Purandare’s work does come across as an almost fictionalised account of Shivaji’s life, rather than a rational way of reimagining the historical past. For instance, he writes that while being pregnant with Shivaji, Jijabai’s cravings during pregnancy were to scale the walls of forts, wear armour and go to war (Raja Shiva Chatrapati, p. 81-82). Purandare’s followers defend such stories by arguing that these are literary devices employed by the writer to heighten the readers’ experience. This may well be the case, but what it also does is to turn Shivaji into a mythical character; in turn, this denies the reader’s ability to connect with Shivaji on a human level. Also, using literary tropes to heighten the reading experience is fine, but it becomes a problem when the readers start believing these versions as “history”.


Purandare’s project of mythologizing Shivaji continued through the staging of the play Janata Raja, a magnum opus based on Shivaji’s life. The script for the performance was derived from Purandare’s writings and hence retained his problematic approaches to narrating history. Janata Raja was performed in Goa too by Ponda-based collective Vijayadurga Sanskrutik Mandal in 2002. It is important to note that this performance was not an ordinary proscenium stage play but a spectacle that employed huge sets, stage gimmicks, and mobs as theatrical devices to create an overwhelming impact on the audience. Spectacle performance was a genre that was greatly used by Fascist regimes in inter-war Europe. A number of scholarly works have pointed out that the effect of the spectacular is that it creates conditions that make reason subservient to passion.

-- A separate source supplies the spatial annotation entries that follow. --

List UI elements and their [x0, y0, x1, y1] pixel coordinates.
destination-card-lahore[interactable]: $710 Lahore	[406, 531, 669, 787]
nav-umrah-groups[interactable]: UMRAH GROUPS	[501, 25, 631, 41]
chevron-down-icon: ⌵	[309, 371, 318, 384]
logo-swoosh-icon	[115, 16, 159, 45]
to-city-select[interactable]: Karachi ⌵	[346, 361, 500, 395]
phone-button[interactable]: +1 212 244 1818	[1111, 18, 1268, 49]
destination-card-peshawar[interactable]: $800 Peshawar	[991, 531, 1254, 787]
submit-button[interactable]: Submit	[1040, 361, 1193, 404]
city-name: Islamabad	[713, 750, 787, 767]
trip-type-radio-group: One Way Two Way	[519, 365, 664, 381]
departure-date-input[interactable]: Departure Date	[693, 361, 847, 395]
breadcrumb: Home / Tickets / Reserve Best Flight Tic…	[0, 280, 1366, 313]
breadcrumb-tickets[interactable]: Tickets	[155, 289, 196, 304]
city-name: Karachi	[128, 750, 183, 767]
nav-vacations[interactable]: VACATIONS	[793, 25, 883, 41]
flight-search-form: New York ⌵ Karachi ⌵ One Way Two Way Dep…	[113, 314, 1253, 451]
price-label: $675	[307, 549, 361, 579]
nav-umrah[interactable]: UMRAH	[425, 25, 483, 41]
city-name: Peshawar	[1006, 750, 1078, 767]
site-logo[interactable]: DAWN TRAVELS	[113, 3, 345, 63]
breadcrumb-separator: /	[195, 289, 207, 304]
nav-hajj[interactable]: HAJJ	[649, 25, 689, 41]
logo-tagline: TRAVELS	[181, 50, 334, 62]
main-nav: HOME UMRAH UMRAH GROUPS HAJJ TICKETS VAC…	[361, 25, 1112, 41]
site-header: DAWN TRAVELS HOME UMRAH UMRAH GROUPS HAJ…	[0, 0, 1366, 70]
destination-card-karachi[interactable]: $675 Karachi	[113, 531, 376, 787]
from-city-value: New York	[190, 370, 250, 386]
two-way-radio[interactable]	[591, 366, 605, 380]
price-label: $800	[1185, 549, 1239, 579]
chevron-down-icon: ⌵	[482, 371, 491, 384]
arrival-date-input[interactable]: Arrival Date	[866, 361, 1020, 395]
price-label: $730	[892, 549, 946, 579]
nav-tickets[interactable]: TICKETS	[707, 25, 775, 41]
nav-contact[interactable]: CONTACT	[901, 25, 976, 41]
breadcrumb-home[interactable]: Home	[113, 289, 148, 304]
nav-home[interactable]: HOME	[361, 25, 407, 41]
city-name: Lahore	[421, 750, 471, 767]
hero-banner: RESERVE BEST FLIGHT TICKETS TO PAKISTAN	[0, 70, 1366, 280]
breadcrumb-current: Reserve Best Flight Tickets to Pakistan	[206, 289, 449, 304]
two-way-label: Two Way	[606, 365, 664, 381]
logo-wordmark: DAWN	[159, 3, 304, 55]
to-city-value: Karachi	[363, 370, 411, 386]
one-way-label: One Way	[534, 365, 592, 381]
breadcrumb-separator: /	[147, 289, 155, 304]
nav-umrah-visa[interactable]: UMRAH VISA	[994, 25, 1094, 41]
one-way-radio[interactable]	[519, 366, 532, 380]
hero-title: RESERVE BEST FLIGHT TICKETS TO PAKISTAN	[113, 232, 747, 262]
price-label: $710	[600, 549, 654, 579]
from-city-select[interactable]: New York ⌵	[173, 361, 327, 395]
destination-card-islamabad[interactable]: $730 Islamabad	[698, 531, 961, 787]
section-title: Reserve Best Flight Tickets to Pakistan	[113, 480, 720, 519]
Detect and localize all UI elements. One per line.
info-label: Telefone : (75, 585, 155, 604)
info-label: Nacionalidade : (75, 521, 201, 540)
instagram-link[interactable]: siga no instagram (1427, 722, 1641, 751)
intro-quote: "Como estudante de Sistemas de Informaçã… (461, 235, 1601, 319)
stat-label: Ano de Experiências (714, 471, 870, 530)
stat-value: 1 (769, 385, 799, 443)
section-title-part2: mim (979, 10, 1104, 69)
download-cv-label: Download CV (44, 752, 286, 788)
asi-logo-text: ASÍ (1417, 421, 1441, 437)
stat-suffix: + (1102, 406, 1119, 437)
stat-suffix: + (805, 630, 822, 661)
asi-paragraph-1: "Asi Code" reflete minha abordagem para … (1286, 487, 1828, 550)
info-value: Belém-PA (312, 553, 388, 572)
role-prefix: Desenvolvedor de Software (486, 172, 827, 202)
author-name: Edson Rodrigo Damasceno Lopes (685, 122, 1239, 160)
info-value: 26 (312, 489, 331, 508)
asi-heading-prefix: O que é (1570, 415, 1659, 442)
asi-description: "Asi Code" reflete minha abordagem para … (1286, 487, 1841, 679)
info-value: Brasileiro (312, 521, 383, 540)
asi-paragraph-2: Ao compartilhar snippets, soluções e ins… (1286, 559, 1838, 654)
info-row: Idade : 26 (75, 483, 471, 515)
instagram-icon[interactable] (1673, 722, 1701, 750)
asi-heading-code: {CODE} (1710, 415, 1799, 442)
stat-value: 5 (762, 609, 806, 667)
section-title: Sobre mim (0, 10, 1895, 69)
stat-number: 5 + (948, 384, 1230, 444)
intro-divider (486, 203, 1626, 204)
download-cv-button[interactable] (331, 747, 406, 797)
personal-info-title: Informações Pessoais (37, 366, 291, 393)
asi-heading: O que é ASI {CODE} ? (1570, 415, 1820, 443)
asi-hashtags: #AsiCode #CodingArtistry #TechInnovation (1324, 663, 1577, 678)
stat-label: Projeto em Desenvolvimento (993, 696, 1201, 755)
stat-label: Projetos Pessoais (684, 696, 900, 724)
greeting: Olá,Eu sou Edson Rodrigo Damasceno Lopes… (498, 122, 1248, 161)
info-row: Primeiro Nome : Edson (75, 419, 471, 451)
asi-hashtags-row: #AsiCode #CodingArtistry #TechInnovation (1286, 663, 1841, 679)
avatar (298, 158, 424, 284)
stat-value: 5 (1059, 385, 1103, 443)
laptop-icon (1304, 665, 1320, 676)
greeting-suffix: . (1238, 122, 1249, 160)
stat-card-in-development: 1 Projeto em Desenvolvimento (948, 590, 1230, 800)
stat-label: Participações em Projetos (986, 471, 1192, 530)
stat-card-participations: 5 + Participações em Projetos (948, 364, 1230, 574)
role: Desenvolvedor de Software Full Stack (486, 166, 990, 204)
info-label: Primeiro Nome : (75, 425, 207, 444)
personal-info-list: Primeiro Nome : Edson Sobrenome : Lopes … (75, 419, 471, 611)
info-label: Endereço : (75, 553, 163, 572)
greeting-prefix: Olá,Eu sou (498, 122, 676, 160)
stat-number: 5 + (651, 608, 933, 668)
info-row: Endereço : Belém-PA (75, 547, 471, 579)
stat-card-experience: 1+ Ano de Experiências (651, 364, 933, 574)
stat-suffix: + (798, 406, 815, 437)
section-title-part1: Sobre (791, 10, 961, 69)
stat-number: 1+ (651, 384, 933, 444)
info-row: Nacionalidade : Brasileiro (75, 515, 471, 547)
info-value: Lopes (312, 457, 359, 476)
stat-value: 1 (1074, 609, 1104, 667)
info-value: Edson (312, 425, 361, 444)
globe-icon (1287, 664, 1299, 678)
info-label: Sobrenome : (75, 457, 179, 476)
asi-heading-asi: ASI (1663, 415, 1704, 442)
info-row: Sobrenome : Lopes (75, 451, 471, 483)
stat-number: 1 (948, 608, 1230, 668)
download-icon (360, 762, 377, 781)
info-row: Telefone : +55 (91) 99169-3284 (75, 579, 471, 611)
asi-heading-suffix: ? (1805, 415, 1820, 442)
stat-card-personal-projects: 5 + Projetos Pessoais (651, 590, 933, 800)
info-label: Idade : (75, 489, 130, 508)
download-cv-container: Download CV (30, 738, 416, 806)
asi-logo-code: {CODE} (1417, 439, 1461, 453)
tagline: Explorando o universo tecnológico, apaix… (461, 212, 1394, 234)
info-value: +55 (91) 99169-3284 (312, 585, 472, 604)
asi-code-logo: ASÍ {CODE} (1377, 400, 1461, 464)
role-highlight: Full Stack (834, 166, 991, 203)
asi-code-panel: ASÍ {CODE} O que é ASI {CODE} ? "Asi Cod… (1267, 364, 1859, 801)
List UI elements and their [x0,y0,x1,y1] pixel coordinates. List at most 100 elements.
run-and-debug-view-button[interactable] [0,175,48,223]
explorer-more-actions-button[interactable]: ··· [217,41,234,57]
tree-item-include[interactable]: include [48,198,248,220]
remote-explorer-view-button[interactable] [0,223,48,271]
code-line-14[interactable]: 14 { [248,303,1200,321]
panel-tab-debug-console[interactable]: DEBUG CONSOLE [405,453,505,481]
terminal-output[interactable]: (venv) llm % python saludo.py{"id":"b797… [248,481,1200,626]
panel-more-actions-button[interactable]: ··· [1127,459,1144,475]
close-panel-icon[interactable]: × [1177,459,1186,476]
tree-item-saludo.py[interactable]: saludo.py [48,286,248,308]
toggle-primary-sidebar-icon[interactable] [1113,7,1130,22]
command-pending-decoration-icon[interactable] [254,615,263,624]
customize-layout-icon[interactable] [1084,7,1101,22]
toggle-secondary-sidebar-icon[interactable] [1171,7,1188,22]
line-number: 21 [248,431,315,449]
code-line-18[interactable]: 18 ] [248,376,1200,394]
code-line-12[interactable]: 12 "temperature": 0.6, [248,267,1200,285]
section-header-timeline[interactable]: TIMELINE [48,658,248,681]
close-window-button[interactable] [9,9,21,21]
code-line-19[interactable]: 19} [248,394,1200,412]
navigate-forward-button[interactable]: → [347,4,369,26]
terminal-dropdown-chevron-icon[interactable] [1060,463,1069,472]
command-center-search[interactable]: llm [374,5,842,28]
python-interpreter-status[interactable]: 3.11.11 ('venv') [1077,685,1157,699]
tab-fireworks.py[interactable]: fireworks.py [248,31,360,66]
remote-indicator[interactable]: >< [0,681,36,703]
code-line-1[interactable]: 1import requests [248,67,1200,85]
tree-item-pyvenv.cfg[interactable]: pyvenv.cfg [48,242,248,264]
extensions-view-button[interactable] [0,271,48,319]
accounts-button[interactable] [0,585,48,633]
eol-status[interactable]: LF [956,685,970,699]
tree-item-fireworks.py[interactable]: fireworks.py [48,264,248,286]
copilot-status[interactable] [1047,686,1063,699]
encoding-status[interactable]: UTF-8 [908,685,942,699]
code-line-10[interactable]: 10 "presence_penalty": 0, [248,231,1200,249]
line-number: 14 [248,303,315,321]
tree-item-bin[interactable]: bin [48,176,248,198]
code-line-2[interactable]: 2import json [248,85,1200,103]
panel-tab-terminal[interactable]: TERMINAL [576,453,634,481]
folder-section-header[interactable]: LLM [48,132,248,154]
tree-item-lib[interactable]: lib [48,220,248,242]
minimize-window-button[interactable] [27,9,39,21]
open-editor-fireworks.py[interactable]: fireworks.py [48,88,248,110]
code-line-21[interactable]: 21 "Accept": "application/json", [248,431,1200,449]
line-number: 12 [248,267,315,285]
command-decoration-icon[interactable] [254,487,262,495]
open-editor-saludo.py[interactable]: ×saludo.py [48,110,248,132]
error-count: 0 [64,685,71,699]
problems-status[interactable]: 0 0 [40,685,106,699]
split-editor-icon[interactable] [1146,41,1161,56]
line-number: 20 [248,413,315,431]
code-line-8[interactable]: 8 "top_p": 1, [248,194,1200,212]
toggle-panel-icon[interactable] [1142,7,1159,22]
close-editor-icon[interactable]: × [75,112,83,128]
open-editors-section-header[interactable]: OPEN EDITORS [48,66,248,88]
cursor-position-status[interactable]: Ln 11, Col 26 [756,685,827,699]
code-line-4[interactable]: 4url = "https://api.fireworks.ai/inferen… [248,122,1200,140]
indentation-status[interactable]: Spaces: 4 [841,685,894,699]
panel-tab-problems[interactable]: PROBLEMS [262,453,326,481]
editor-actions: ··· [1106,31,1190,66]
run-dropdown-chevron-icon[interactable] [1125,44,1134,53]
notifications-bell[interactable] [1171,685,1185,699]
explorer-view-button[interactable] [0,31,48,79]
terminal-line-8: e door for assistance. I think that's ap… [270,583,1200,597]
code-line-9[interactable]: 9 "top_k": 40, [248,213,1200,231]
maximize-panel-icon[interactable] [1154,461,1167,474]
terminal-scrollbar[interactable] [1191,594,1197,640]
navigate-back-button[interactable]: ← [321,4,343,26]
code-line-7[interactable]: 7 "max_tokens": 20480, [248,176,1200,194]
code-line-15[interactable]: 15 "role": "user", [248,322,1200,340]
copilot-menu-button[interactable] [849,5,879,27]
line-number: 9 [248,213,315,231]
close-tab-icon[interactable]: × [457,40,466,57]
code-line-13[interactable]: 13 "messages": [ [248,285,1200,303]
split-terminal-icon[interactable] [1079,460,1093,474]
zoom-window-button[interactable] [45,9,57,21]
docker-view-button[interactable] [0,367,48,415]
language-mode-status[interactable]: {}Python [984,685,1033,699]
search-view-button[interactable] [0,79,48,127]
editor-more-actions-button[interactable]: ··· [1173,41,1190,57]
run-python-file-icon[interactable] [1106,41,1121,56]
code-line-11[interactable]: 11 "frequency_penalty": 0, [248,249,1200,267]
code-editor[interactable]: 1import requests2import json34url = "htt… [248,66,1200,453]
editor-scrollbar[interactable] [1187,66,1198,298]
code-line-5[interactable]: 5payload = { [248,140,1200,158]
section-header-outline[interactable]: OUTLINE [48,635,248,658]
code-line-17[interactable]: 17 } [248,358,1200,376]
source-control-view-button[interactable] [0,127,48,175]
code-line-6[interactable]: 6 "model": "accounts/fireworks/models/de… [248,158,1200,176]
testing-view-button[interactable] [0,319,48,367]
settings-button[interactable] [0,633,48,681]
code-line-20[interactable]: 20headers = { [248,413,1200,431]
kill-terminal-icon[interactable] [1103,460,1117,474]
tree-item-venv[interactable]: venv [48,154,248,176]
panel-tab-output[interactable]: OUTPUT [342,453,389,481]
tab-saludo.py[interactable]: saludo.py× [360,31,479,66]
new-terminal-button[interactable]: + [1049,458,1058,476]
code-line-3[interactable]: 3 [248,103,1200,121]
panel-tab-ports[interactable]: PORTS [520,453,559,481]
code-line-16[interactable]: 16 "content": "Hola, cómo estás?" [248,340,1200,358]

The issue here isn’t just that of honouring Purandare with a state award, but the larger concerns of history writing in post-colonial spaces such as India. History, in such spaces, shares a curious relationship with the nation-building process as it favours monolithic narratives of pre-colonial pasts. Historical narratives that conform to this nationalist agenda are given preference through state apparatuses, such as school textbooks and state- sponsored events – (Shiv Jayanti ceremonies in this case). The act of conferring Purandare with the state award is a move to further legitimise his pro-Hindutva portrayal of Shivaji while systematically blurring the visibility for narratives that challenge the underlying brahminical hegemony in history- writing.


In India, this kind of privileging of particular historical discourses is not a new phenomenon. To sustain India’s image as a “Hindu” nation, discourses that talk about Islamicate, European or Graeco-Buddhist influences on the subcontinent are often pushed into oblivion or perceived as threats to the “idea of India”. Purandare’s writing reeks of Hindutva pride and contempt for Muslims, often taking readers’ attention away from the relatively egalitarian principles by which Shivaji ruled his subjects. Purandare’s Go-Brahman Pratipalak image of Shivaji has been favoured by political outfits such as Shiv Sena and BJP to spew hatred against minorities. For a long time, Brahmins and Marathas of Maharashtra have appropriated Shivaji to suit their politics, often maintaining silence over his shudra roots.


Shivaji is a key figure to understand subaltern identity politics, not just in Maharashtra but also in Goa as he enjoys immense popularity among Goan Hindu bahujans. Hence a nuanced understanding of Shivaji’s life is needed instead of such uncritical celebrations of Purandare’s work which give a skewed understanding of Shivaji. One should be suspicious such histories as they are often just a tiny part of the whole story. These selectively written and propagated histories are the foundations on which the edifices of the nation are built which need to be shaken so that alternate histories oppressed by those serving nationalist interests can claim space and gain visibility. People like Purandare are but the guardians of this fragile edifice and their masquerading as “historians” need to be critically questioned instead of being taken at face value.